И вновь, как два года назад, шли от Ростова не к Москве, а на юг, в Кубанские степи. Разве что другой дорогой. Полк Туркула замыкал колонну корпуса, и по утрам, готовя батарею к походу, Дымников слышал сквозь привычные звуки перестрелки Преображенский марш – это Туркул вёл полк в контратаку под духовой оркестр.

Теперь батарея Воронцова шла впереди, и он останавливался, поджидая Леонтия. У них совпадали взгляды на настоящее – здесь война проиграна и надо перебираться в Крым. Представления о будущем оказались различными: Воронцов надеялся, что, наступая из Крыма, можно разбить красных, у которых в тылу разруха, голод и бунты; Дымников ни на что не надеялся, и будущее для него ограничивалось вопросами «где станем? найдём ли самогон?».

Последнее орудие Воронцова въехало в сияющую солнцем огромную лужу, и колеса по оси застряли в грязи. Ездовые матерились, хлестали лошадей нагайками, но те никак не могли сдвинуть пушку.

   – Я сейчас вас научу, как это делается, – сказал Дымников. – Разрешите мне покомандовать.

Воронцов, с улыбкой пожав плечами, разрешил.

   – Ездовые, слезай! – скомандовал Леонтий.

Солдаты, удивлённо оглядываясь на офицеров, спрыгнули с лошадей и стали справа от дороги. Лошади мотали головами, отряхивались, отдыхали после тяжких бесплодных усилий.

Дымников продолжал командовать:

   – Орудие-е! – закричал он отработанным сильным голосом, растягивая последнюю гласную. – Вперёд ма-а-арш!

Лошади дружно напряглись, шагнули в лад, и орудие сдвинулось с места. Воронцов смеялся и удивлялся. Неожиданно раздалось ещё одно восхищенное восклицание – знакомый поручик Кривский выехал на белой лошади из-за орудийных упряжек.

   – Браво! – аплодировал он Дымникову.

   – Ездовые неопытные, – объяснял Леонтий, – мешают лошадям.

Орудия двинулись дальше, Кривский предложил несколько увеличить дистанцию между батареями и ехать в интервале между ними.

   – Поговорим, – сказал он, – лишние уши не нужны.

Шлёпали копыта по весенним лужам, месили грязь колеса, солнце играло на лоснящихся от пушечного сала орудиях.

   – А почему вы не в штабном поезде? – спросил Воронцов.

   – Чтобы поговорить с вами.

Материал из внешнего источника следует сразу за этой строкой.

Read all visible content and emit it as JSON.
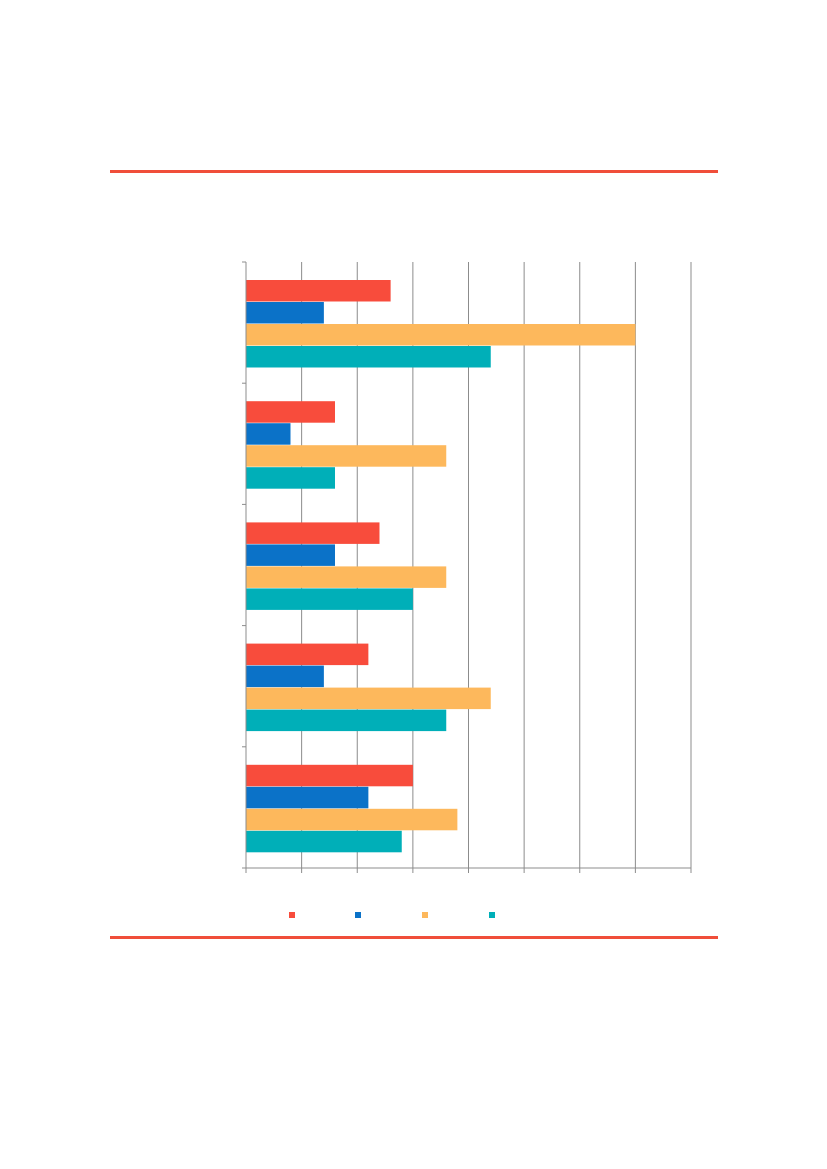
{
  "chart_data": {
    "type": "bar",
    "orientation": "horizontal",
    "grid": true,
    "legend_position": "bottom",
    "xlim": [
      0,
      8
    ],
    "x_ticks": [
      0,
      1,
      2,
      3,
      4,
      5,
      6,
      7,
      8
    ],
    "categories": [
      "",
      "",
      "",
      "",
      ""
    ],
    "series": [
      {
        "color": "#f84c3c",
        "values": [
          2.6,
          1.6,
          2.4,
          2.2,
          3.0
        ]
      },
      {
        "color": "#0b72c8",
        "values": [
          1.4,
          0.8,
          1.6,
          1.4,
          2.2
        ]
      },
      {
        "color": "#fdb85c",
        "values": [
          7.0,
          3.6,
          3.6,
          4.4,
          3.8
        ]
      },
      {
        "color": "#00afb8",
        "values": [
          4.4,
          1.6,
          3.0,
          3.6,
          2.8
        ]
      }
    ]
  },
  "colors": {
    "rule": "#f04e3a",
    "grid": "#8c8c8c",
    "axis": "#8c8c8c"
  }
}
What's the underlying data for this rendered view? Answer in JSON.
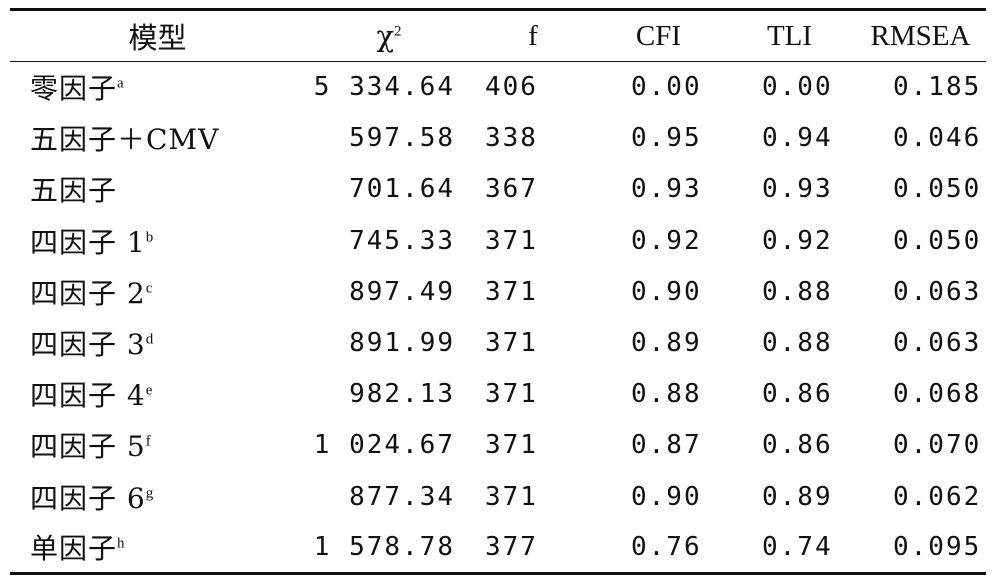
{
  "table": {
    "headers": {
      "model": "模型",
      "chi_symbol": "χ",
      "chi_sup": "2",
      "df": "f",
      "cfi": "CFI",
      "tli": "TLI",
      "rmsea": "RMSEA"
    },
    "rows": [
      {
        "model": "零因子",
        "sup": "a",
        "chi2": "5 334.64",
        "df": "406",
        "cfi": "0.00",
        "tli": "0.00",
        "rmsea": "0.185"
      },
      {
        "model": "五因子＋CMV",
        "sup": "",
        "chi2": "597.58",
        "df": "338",
        "cfi": "0.95",
        "tli": "0.94",
        "rmsea": "0.046"
      },
      {
        "model": "五因子",
        "sup": "",
        "chi2": "701.64",
        "df": "367",
        "cfi": "0.93",
        "tli": "0.93",
        "rmsea": "0.050"
      },
      {
        "model": "四因子 1",
        "sup": "b",
        "chi2": "745.33",
        "df": "371",
        "cfi": "0.92",
        "tli": "0.92",
        "rmsea": "0.050"
      },
      {
        "model": "四因子 2",
        "sup": "c",
        "chi2": "897.49",
        "df": "371",
        "cfi": "0.90",
        "tli": "0.88",
        "rmsea": "0.063"
      },
      {
        "model": "四因子 3",
        "sup": "d",
        "chi2": "891.99",
        "df": "371",
        "cfi": "0.89",
        "tli": "0.88",
        "rmsea": "0.063"
      },
      {
        "model": "四因子 4",
        "sup": "e",
        "chi2": "982.13",
        "df": "371",
        "cfi": "0.88",
        "tli": "0.86",
        "rmsea": "0.068"
      },
      {
        "model": "四因子 5",
        "sup": "f",
        "chi2": "1 024.67",
        "df": "371",
        "cfi": "0.87",
        "tli": "0.86",
        "rmsea": "0.070"
      },
      {
        "model": "四因子 6",
        "sup": "g",
        "chi2": "877.34",
        "df": "371",
        "cfi": "0.90",
        "tli": "0.89",
        "rmsea": "0.062"
      },
      {
        "model": "单因子",
        "sup": "h",
        "chi2": "1 578.78",
        "df": "377",
        "cfi": "0.76",
        "tli": "0.74",
        "rmsea": "0.095"
      }
    ]
  }
}
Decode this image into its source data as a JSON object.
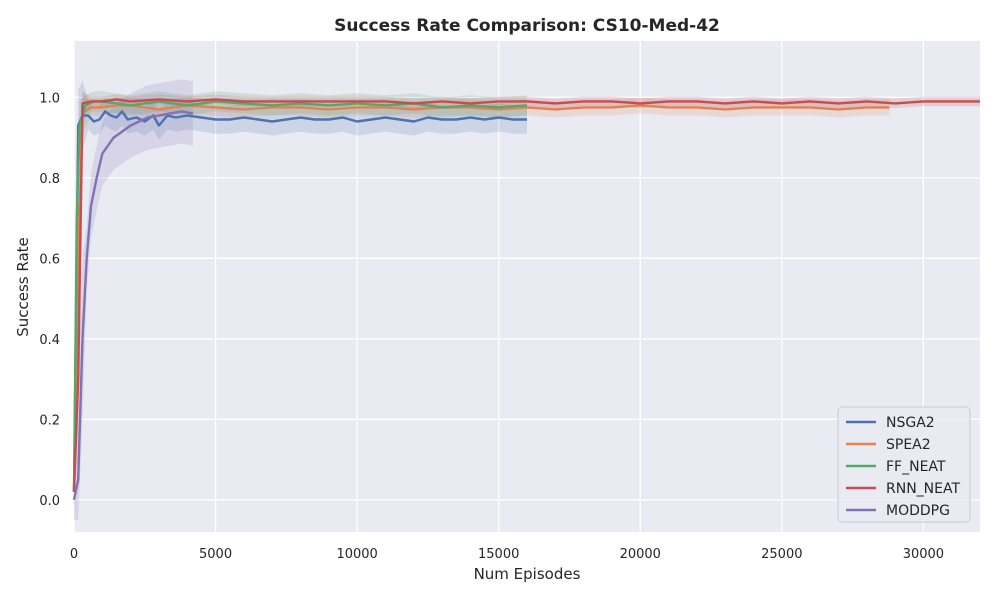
{
  "chart_data": {
    "type": "line",
    "title": "Success Rate Comparison: CS10-Med-42",
    "xlabel": "Num Episodes",
    "ylabel": "Success Rate",
    "xlim": [
      0,
      32000
    ],
    "ylim": [
      -0.08,
      1.14
    ],
    "xticks": [
      0,
      5000,
      10000,
      15000,
      20000,
      25000,
      30000
    ],
    "yticks": [
      0.0,
      0.2,
      0.4,
      0.6,
      0.8,
      1.0
    ],
    "xtick_labels": [
      "0",
      "5000",
      "10000",
      "15000",
      "20000",
      "25000",
      "30000"
    ],
    "ytick_labels": [
      "0.0",
      "0.2",
      "0.4",
      "0.6",
      "0.8",
      "1.0"
    ],
    "grid": true,
    "background": "#eaeaf2",
    "legend_position": "lower-right",
    "series": [
      {
        "name": "NSGA2",
        "color": "#4c72b0",
        "x": [
          0,
          150,
          300,
          500,
          700,
          900,
          1100,
          1300,
          1500,
          1700,
          1900,
          2200,
          2500,
          2800,
          3000,
          3300,
          3600,
          4000,
          4500,
          5000,
          5500,
          6000,
          6500,
          7000,
          7500,
          8000,
          8500,
          9000,
          9500,
          10000,
          10500,
          11000,
          11500,
          12000,
          12500,
          13000,
          13500,
          14000,
          14500,
          15000,
          15500,
          16000
        ],
        "y": [
          0.02,
          0.93,
          0.955,
          0.955,
          0.94,
          0.945,
          0.965,
          0.955,
          0.95,
          0.965,
          0.945,
          0.95,
          0.94,
          0.955,
          0.93,
          0.955,
          0.95,
          0.955,
          0.95,
          0.945,
          0.945,
          0.95,
          0.945,
          0.94,
          0.945,
          0.95,
          0.945,
          0.945,
          0.95,
          0.94,
          0.945,
          0.95,
          0.945,
          0.94,
          0.95,
          0.945,
          0.945,
          0.95,
          0.945,
          0.95,
          0.945,
          0.945
        ],
        "band": 0.035
      },
      {
        "name": "SPEA2",
        "color": "#dd8452",
        "x": [
          0,
          150,
          300,
          600,
          1000,
          1500,
          2000,
          2500,
          3000,
          3500,
          4000,
          5000,
          6000,
          7000,
          8000,
          9000,
          10000,
          11000,
          12000,
          13000,
          14000,
          15000,
          16000,
          17000,
          18000,
          19000,
          20000,
          21000,
          22000,
          23000,
          24000,
          25000,
          26000,
          27000,
          28000,
          28800
        ],
        "y": [
          0.02,
          0.6,
          0.96,
          0.975,
          0.975,
          0.98,
          0.98,
          0.975,
          0.97,
          0.975,
          0.98,
          0.975,
          0.97,
          0.975,
          0.975,
          0.97,
          0.975,
          0.975,
          0.97,
          0.975,
          0.975,
          0.97,
          0.975,
          0.97,
          0.975,
          0.975,
          0.98,
          0.975,
          0.975,
          0.97,
          0.975,
          0.975,
          0.975,
          0.97,
          0.975,
          0.975
        ],
        "band": 0.02
      },
      {
        "name": "FF_NEAT",
        "color": "#55a868",
        "x": [
          0,
          100,
          200,
          400,
          700,
          1000,
          1500,
          2000,
          2500,
          3000,
          3500,
          4000,
          4500,
          5000,
          6000,
          7000,
          8000,
          9000,
          10000,
          11000,
          12000,
          13000,
          14000,
          15000,
          16000
        ],
        "y": [
          0.02,
          0.7,
          0.93,
          0.98,
          0.99,
          0.99,
          0.985,
          0.98,
          0.985,
          0.99,
          0.985,
          0.98,
          0.985,
          0.99,
          0.985,
          0.98,
          0.985,
          0.98,
          0.985,
          0.98,
          0.985,
          0.975,
          0.98,
          0.975,
          0.98
        ],
        "band": 0.025
      },
      {
        "name": "RNN_NEAT",
        "color": "#c44e52",
        "x": [
          0,
          150,
          300,
          600,
          1000,
          1500,
          2000,
          3000,
          4000,
          5000,
          6000,
          7000,
          8000,
          9000,
          10000,
          11000,
          12000,
          13000,
          14000,
          15000,
          16000,
          17000,
          18000,
          19000,
          20000,
          21000,
          22000,
          23000,
          24000,
          25000,
          26000,
          27000,
          28000,
          29000,
          30000,
          31000,
          32000
        ],
        "y": [
          0.02,
          0.3,
          0.985,
          0.99,
          0.99,
          0.995,
          0.99,
          0.995,
          0.99,
          0.995,
          0.99,
          0.99,
          0.99,
          0.99,
          0.99,
          0.99,
          0.985,
          0.99,
          0.985,
          0.99,
          0.99,
          0.985,
          0.99,
          0.99,
          0.985,
          0.99,
          0.99,
          0.985,
          0.99,
          0.985,
          0.99,
          0.985,
          0.99,
          0.985,
          0.99,
          0.99,
          0.99
        ],
        "band": 0.012
      },
      {
        "name": "MODDPG",
        "color": "#8172b3",
        "x": [
          0,
          150,
          300,
          450,
          600,
          800,
          1000,
          1200,
          1400,
          1600,
          1800,
          2000,
          2300,
          2600,
          3000,
          3400,
          3800,
          4200
        ],
        "y": [
          0.0,
          0.05,
          0.4,
          0.6,
          0.73,
          0.8,
          0.86,
          0.88,
          0.9,
          0.91,
          0.92,
          0.93,
          0.94,
          0.95,
          0.955,
          0.96,
          0.965,
          0.96
        ],
        "band": 0.08
      }
    ]
  }
}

Вообще со строевыми офицерами. Не об офицерских обедах, конечно. Мы, офицеры штаба корпуса, пришли к выводу, что армия на грани катастрофы. Если сейчас не принять решительные меры, красные нас уничтожат. Погибнет лучшее, что ещё есть в России, что может стать ядром будущего возрождённого государства.

   – Какие же меры? – спросил без особого энтузиазма Дымников. – Опять в наступление?

   – Высшее военное руководство, скажу прямо – бездарное руководство, не в состоянии ничего сделать. О военностратегическом и политическом невежестве Деникина говорит провал похода на Москву, с казаками рассорились, а отступление совершенно неграмотно спланировано. Сейчас Деникину остаётся уйти в небытие. Но мы не можем позволить ему погубить вместе с собой армию.

   – Кто же заменит? – прямо спросил Дымников.

   – Тот, кто действительно командует войсками, а не на бумаге, на которой печатаются приказы. Какие остались войска в Русской армии? Только наш корпус. Кто им командует?

   – Александр Павлович согласен? – спросил Дымников.

   – После того, как вновь оставили Ростов и погибла Марковская дивизия, он... в осторожной форме дал понять, что Деникин должен уйти.

   – Но есть же ещё Врангель, – напомнил Воронцов.

   – Он пытался захватить власть в Крыму, но его не поддержали, и он уехал в Константинополь.

   – Переворот? – спросил Дымников. – Арест Деникина?

   – Господа, зачем сразу крайности? Конкретно ещё ничего не решено. Штаб изучает настроение наших офицеров. Как они отнесутся к замене Деникина Кутеповым? Как вы отнесётесь?

   – Как мы отнесёмся, Леонтий Андреевич?

   – Положительно.

   – Почти все офицеры, с которыми я разговаривал, поддерживают такую замену. Лишь единицы отмалчиваются. Те, которые пали духом и уже ни во что не верят. Сейчас я еду в Тимашевскую, где стоит наш поезд, и там будем решать окончательно.

   – А где Ставка?

   – Пока в Тихорецкой, но уже собирается в Новороссийск.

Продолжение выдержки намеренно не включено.